Selon l’économiste suédois Johan Norberg, en 1820, 94% de la population mondiale vivait dans l’extrême pauvreté (moins de 1,90 $/jour à parité de pouvoir d’achat), ce chiffre est descendu à 34,8% en 1990 pour tomber finalement à 9,6% en 2015. Et ce malgré la croissance démographique.

L’art des théories marxistes est de se baser sur des biais psychologiques que nous subissons constamment, comme le fait qu’on ne peut s’empêcher de se comparer relativement aux autres, mais dans les faits, notre niveau de vie n’a rien à voir avec ceux des sociétés préindustrielles, et ce, grâce au capitalisme.

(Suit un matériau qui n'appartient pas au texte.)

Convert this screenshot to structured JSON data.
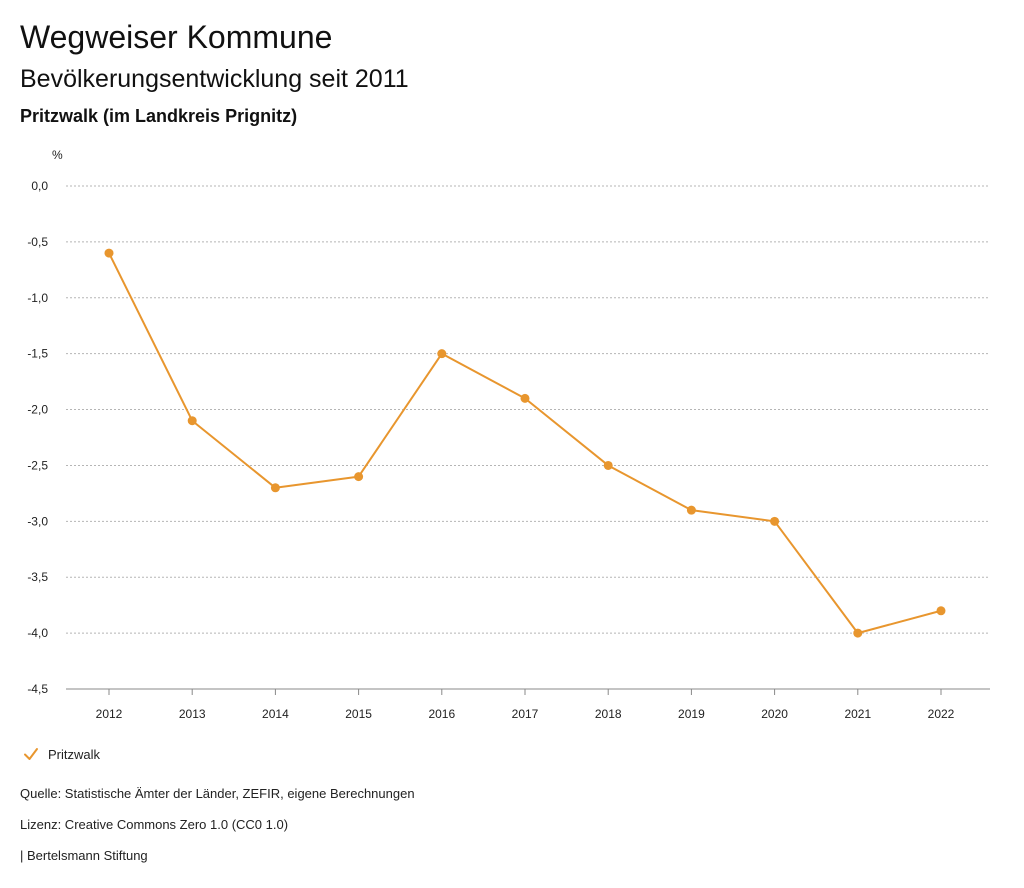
{
  "header": {
    "title": "Wegweiser Kommune",
    "subtitle": "Bevölkerungsentwicklung seit 2011",
    "region": "Pritzwalk (im Landkreis Prignitz)"
  },
  "chart_data": {
    "type": "line",
    "title": "Bevölkerungsentwicklung seit 2011",
    "ylabel": "%",
    "xlabel": "",
    "ylim": [
      -4.5,
      0
    ],
    "ytick_values": [
      0,
      -0.5,
      -1,
      -1.5,
      -2,
      -2.5,
      -3,
      -3.5,
      -4,
      -4.5
    ],
    "ytick_labels": [
      "0,0",
      "-0,5",
      "-1,0",
      "-1,5",
      "-2,0",
      "-2,5",
      "-3,0",
      "-3,5",
      "-4,0",
      "-4,5"
    ],
    "categories": [
      "2012",
      "2013",
      "2014",
      "2015",
      "2016",
      "2017",
      "2018",
      "2019",
      "2020",
      "2021",
      "2022"
    ],
    "series": [
      {
        "name": "Pritzwalk",
        "color": "#e8962e",
        "values": [
          -0.6,
          -2.1,
          -2.7,
          -2.6,
          -1.5,
          -1.9,
          -2.5,
          -2.9,
          -3.0,
          -4.0,
          -3.8
        ]
      }
    ],
    "grid": true,
    "legend_position": "bottom-left"
  },
  "footer": {
    "source": "Quelle: Statistische Ämter der Länder, ZEFIR, eigene Berechnungen",
    "license": "Lizenz: Creative Commons Zero 1.0 (CC0 1.0)",
    "organization": "| Bertelsmann Stiftung"
  },
  "icons": {
    "legend": "check-mark-icon"
  }
}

Quant au fait qu’il n’y ait pas de « croissance infinie dans un monde fini » quand il s’agit de l’environnement et autres sujets annexes, cette phrase n’a aucun fondement scientifique et a déjà été critiquée dans un article précédent.

Pour conclure, Monique Pinçon-Charlot qui se permettait de donner des leçons de « B.a.-ba de sociologie » durant l’émission ferait mieux de revoir davantage sa propre copie plutôt que celle de son voisin libertarien. Cela lui évitera la prochaine fois de « se sentir nulle ».